A woman who experienced medical distress shortly after entering an airplane bathroom was dragged partially clothed down the aisle of the crowded commercial airline, much to the horror of other passengers, so that EMTs could render medical aid to her outside the plane.
The Minnesota Star Tribune reports that the woman, identified by relatives as 48-year-old Theresa Hines of Carrolton, Texas, died shortly after being removed from the rear bathroom of the American Airlines Boeing 737 that was flying from Dallas to Minneapolis-St. Paul International Airport.
One passenger, who was distressed by what he saw, told the Star Tribune that Hines was naked from the waist down when she was removed from the plane and that emergency workers should have covered her up. However, a second passenger, David Sampsell, told the paper via email that she was not half-naked, and that her pants were simply unfastened.

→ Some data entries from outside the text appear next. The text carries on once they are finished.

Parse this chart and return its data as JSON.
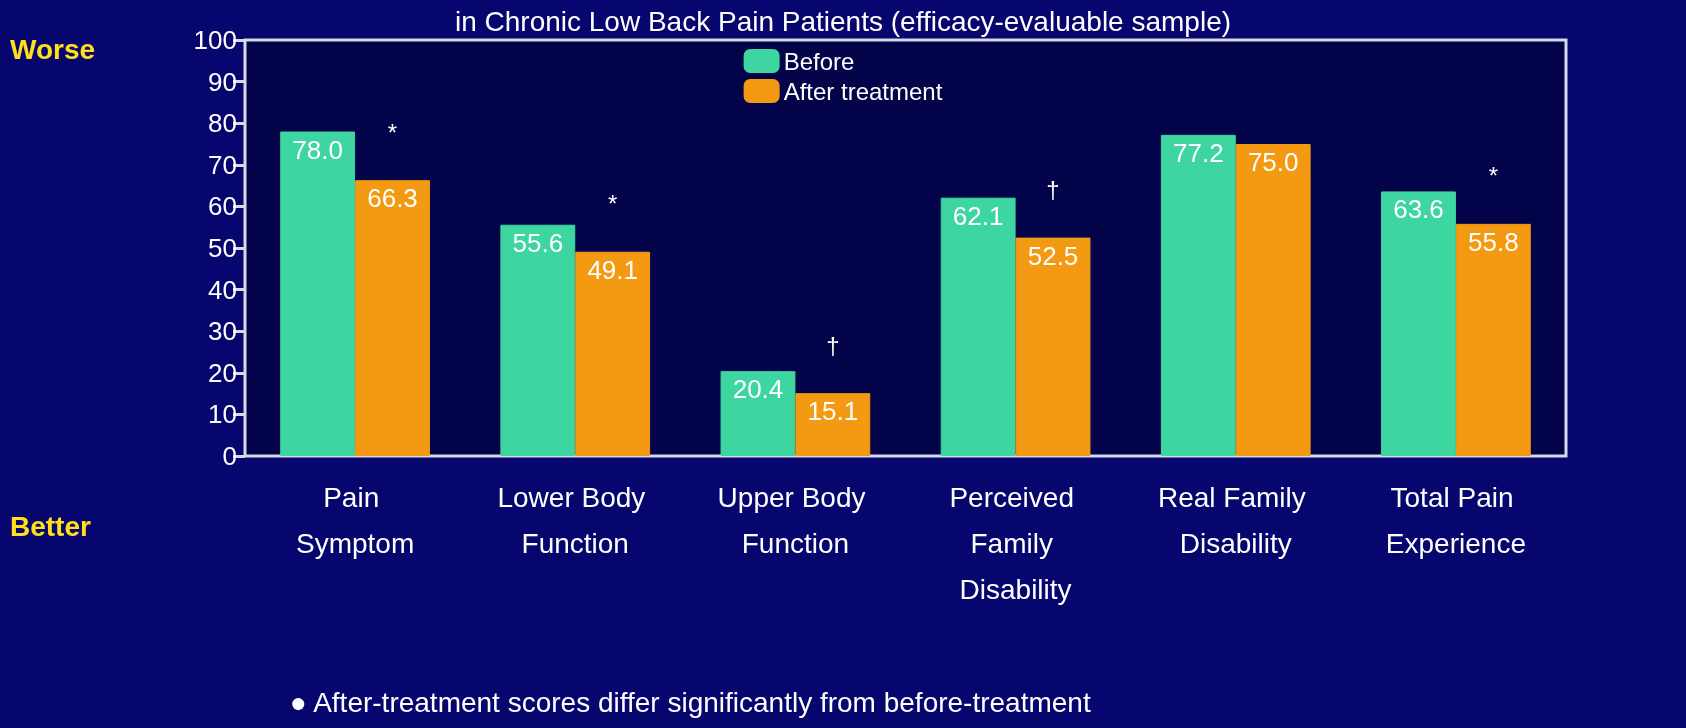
{
  "chart_data": {
    "type": "bar",
    "title": "in Chronic Low Back Pain Patients (efficacy-evaluable sample)",
    "categories": [
      "Pain Symptom",
      "Lower Body Function",
      "Upper Body Function",
      "Perceived Family Disability",
      "Real Family Disability",
      "Total Pain Experience"
    ],
    "series": [
      {
        "name": "Before",
        "color": "#3ed6a0",
        "values": [
          78.0,
          55.6,
          20.4,
          62.1,
          77.2,
          63.6
        ],
        "value_labels": [
          "78.0",
          "55.6",
          "20.4",
          "62.1",
          "77.2",
          "63.6"
        ]
      },
      {
        "name": "After treatment",
        "color": "#f39a12",
        "values": [
          66.3,
          49.1,
          15.1,
          52.5,
          75.0,
          55.8
        ],
        "value_labels": [
          "66.3",
          "49.1",
          "15.1",
          "52.5",
          "75.0",
          "55.8"
        ]
      }
    ],
    "ylim": [
      0,
      100
    ],
    "yticks": [
      0,
      10,
      20,
      30,
      40,
      50,
      60,
      70,
      80,
      90,
      100
    ],
    "legend": "top",
    "annotations": [
      "Worse",
      "Better",
      "● After-treatment scores differ significantly from before-treatment",
      {
        "text": "*",
        "x": "Pain Symptom",
        "y": 66.3
      },
      {
        "text": "*",
        "x": "Lower Body Function",
        "y": 49.1
      },
      {
        "text": "†",
        "x": "Upper Body Function",
        "y": 15.1
      },
      {
        "text": "†",
        "x": "Perceived Family Disability",
        "y": 52.5
      },
      {
        "text": "*",
        "x": "Total Pain Experience",
        "y": 55.8
      }
    ]
  }
}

Officials from American Airlines said the woman was wearing a shirt and “underwear” when she was taken off the plane on a portable stretcher, while passenger Art Endress said, “The EMT was out of line,” and that the “flight attendants could have thrown a blanket on her.”

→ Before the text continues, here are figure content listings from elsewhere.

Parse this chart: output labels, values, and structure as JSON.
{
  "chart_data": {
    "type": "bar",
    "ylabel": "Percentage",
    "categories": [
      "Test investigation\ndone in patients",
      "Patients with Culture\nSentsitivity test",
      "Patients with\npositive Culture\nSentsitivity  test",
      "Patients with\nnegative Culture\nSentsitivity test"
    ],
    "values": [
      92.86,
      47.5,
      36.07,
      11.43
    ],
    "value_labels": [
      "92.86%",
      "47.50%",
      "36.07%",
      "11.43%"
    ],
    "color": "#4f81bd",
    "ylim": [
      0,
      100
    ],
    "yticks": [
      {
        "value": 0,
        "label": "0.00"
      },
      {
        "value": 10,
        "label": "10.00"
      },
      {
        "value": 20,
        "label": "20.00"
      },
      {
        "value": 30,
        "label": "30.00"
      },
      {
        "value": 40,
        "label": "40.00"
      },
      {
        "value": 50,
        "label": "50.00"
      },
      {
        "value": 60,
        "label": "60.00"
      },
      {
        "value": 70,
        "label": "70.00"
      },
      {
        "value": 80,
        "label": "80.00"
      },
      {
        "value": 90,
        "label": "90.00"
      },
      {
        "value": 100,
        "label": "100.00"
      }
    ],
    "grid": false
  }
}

Hines went into the bathroom halfway through the two-hour-and-45-minute flight and never came out, according to the report. As flight attendants were going through the landing directions, they noticed that someone was still in the bathroom.
When they got no answer after knocking on the door several times, the door was opened, and flight attendants asked for help from any doctor or nurse who might be aboard the flight.

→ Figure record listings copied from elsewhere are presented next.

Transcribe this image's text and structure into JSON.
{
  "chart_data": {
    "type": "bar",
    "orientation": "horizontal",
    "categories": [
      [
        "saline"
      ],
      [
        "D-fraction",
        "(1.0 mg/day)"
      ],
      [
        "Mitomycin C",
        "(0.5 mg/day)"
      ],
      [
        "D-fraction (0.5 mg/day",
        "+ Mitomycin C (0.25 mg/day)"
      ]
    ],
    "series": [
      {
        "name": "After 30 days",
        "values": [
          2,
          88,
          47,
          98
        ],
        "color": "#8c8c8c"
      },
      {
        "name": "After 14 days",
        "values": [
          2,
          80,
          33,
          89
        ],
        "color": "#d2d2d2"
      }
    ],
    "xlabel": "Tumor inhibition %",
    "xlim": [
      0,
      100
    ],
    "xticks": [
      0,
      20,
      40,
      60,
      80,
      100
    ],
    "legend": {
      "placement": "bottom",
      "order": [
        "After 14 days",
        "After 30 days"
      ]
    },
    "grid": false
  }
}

American Airlines officials told the Star Tribune that a “team of flight attendants, a doctor, three nurses and other folk tended to our passenger before our flight landed.”
Hines, who was traveling alone, was in the bathroom when she fell into distress, and police estimate that she had been in the bathroom for 45 minutes.
In a statement, American Airlines said, “We are deeply saddened by this event and our thoughts and prayers go out to our passenger’s loved ones.”
A GoFundMe has been established to help Hines’ family with funeral expenses.